October is the driest month.
Except for this year, when it was sodden.
In Lexington, we get 2.7 inches of rain in an average October. This year's total: 5.77 inches — more than two Octobers worth packed into one.
Some places in the state — along the Bluegrass Parkway and west of Interstate 65 —got more than 10 inches of rain, or 3 1/2 Octobers worth.
It was Lexington's eighth-wettest October since record keeping began, and added to what is so far the ninth-wettest year.
Lexington usually gets just under 46 inches of rain in a year. So far this year: with two months still to go, the total has surpassed 49 inches.

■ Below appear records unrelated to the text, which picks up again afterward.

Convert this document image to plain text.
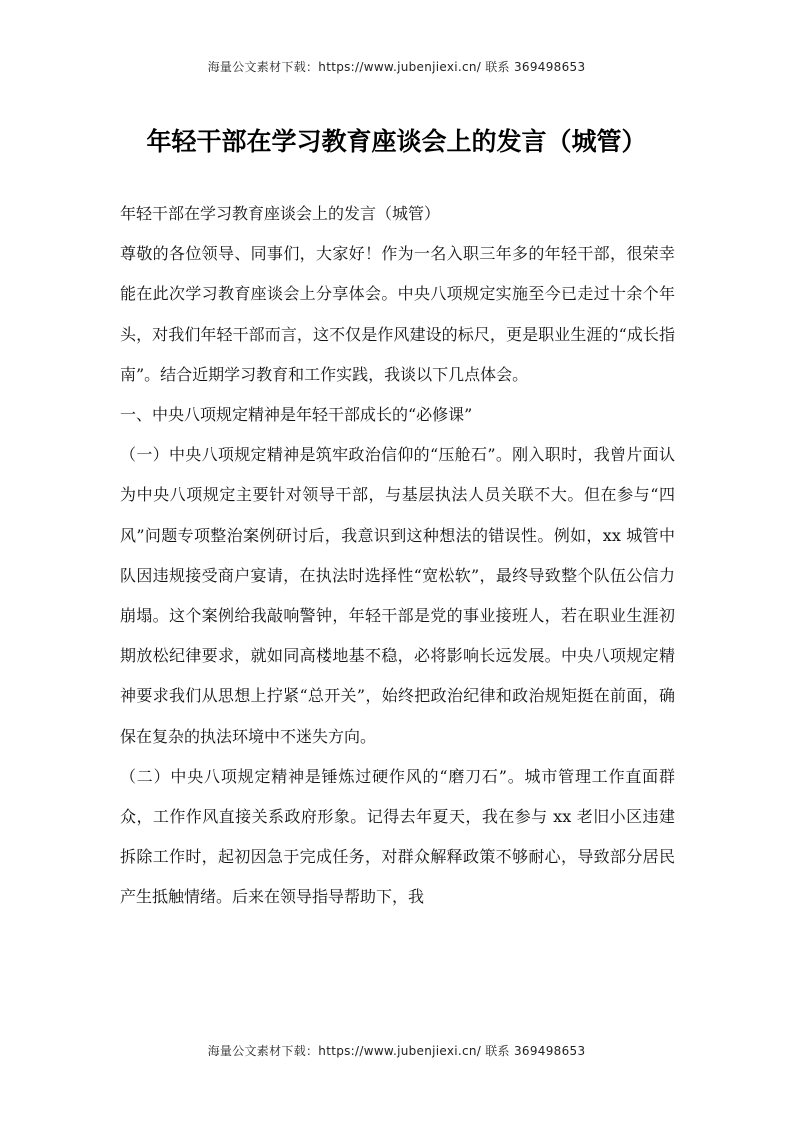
海量公文素材下载：https://www.jubenjiexi.cn/ 联系 369498653
年轻干部在学习教育座谈会上的发言（城管）

年轻干部在学习教育座谈会上的发言（城管）

尊敬的各位领导、同事们，大家好！作为一名入职三年多的年轻干部，很荣幸能在此次学习教育座谈会上分享体会。中央八项规定实施至今已走过十余个年头，对我们年轻干部而言，这不仅是作风建设的标尺，更是职业生涯的“成长指南”。结合近期学习教育和工作实践，我谈以下几点体会。

一、中央八项规定精神是年轻干部成长的“必修课”

（一）中央八项规定精神是筑牢政治信仰的“压舱石”。刚入职时，我曾片面认为中央八项规定主要针对领导干部，与基层执法人员关联不大。但在参与“四风”问题专项整治案例研讨后，我意识到这种想法的错误性。例如，xx 城管中队因违规接受商户宴请，在执法时选择性“宽松软”，最终导致整个队伍公信力崩塌。这个案例给我敲响警钟，年轻干部是党的事业接班人，若在职业生涯初期放松纪律要求，就如同高楼地基不稳，必将影响长远发展。中央八项规定精神要求我们从思想上拧紧“总开关”，始终把政治纪律和政治规矩挺在前面，确保在复杂的执法环境中不迷失方向。

（二）中央八项规定精神是锤炼过硬作风的“磨刀石”。城市管理工作直面群众，工作作风直接关系政府形象。记得去年夏天，我在参与 xx 老旧小区违建拆除工作时，起初因急于完成任务，对群众解释政策不够耐心，导致部分居民产生抵触情绪。后来在领导指导帮助下，我

海量公文素材下载：https://www.jubenjiexi.cn/ 联系 369498653
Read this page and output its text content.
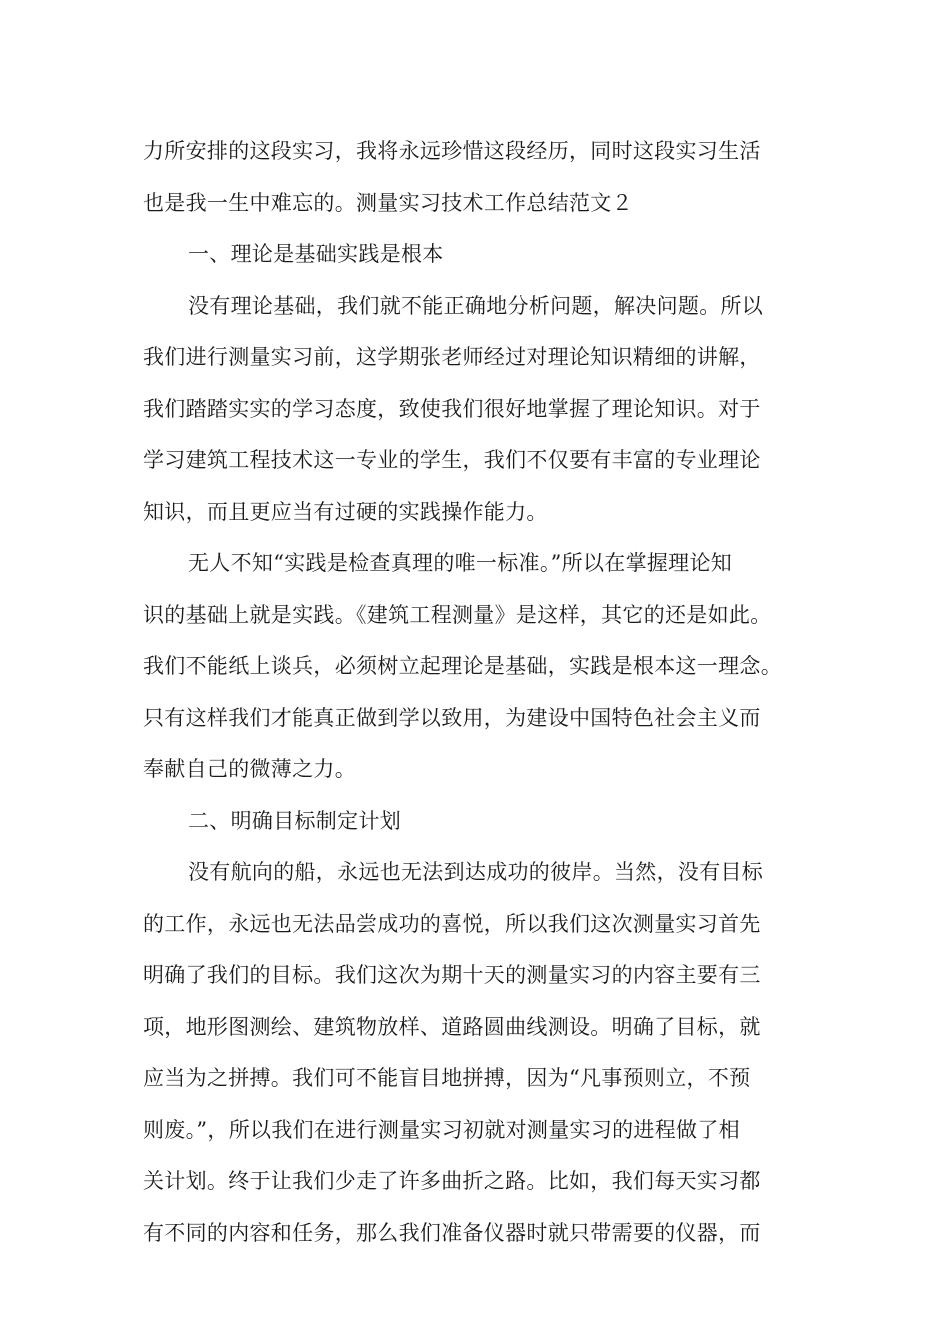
力所安排的这段实习，我将永远珍惜这段经历，同时这段实习生活
也是我一生中难忘的。测量实习技术工作总结范文２
一、理论是基础实践是根本
没有理论基础，我们就不能正确地分析问题，解决问题。所以
我们进行测量实习前，这学期张老师经过对理论知识精细的讲解，
我们踏踏实实的学习态度，致使我们很好地掌握了理论知识。对于
学习建筑工程技术这一专业的学生，我们不仅要有丰富的专业理论
知识，而且更应当有过硬的实践操作能力。
无人不知“实践是检查真理的唯一标准。”所以在掌握理论知
识的基础上就是实践。《建筑工程测量》是这样，其它的还是如此。
我们不能纸上谈兵，必须树立起理论是基础，实践是根本这一理念。
只有这样我们才能真正做到学以致用，为建设中国特色社会主义而
奉献自己的微薄之力。
二、明确目标制定计划
没有航向的船，永远也无法到达成功的彼岸。当然，没有目标
的工作，永远也无法品尝成功的喜悦，所以我们这次测量实习首先
明确了我们的目标。我们这次为期十天的测量实习的内容主要有三
项，地形图测绘、建筑物放样、道路圆曲线测设。明确了目标，就
应当为之拼搏。我们可不能盲目地拼搏，因为“凡事预则立，不预
则废。”，所以我们在进行测量实习初就对测量实习的进程做了相
关计划。终于让我们少走了许多曲折之路。比如，我们每天实习都
有不同的内容和任务，那么我们准备仪器时就只带需要的仪器，而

All but two months of the year, February and March, have brought above-average rainfall.
The rain has been good for farmers. Kentucky corn production could be 2 percent higher than the 2004 record; soybeans could be 3 percent above the 2006 record; and burley tobacco could be up 10 percent from last year.
All of this also has meant lower water bills, a bumper year for some backyard vegetables and, unfortunately, a fungus that thrives in cool, wet weather and attacks tomatoes and potatoes.

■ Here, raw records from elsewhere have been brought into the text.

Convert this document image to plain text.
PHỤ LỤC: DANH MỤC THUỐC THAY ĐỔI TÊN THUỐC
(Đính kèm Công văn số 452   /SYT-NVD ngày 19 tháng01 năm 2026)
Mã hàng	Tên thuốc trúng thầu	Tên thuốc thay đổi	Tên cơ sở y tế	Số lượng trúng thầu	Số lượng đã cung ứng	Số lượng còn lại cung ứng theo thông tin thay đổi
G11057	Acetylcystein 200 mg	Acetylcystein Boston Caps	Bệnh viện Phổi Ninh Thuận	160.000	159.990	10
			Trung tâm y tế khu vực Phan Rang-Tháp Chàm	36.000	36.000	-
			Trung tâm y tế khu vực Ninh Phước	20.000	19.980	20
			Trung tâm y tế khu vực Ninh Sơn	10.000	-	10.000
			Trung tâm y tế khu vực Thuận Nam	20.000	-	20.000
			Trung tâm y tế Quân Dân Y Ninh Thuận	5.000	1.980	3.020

It may have contributed to our great fall leaf color. It made us curse continued days of clouds and rain and rejoice in seeing the sun.
October also was a chilly month. The average Lexington temperature was 3.5 degrees below normal. On Oct. 17, when the thermometer only managed to make it up to 47 degrees, we set a record for the coldest high for the date.
The forecast this week: A week of sun and clouds, with the phrase "chance of sprinkles" intruding on Wednesday.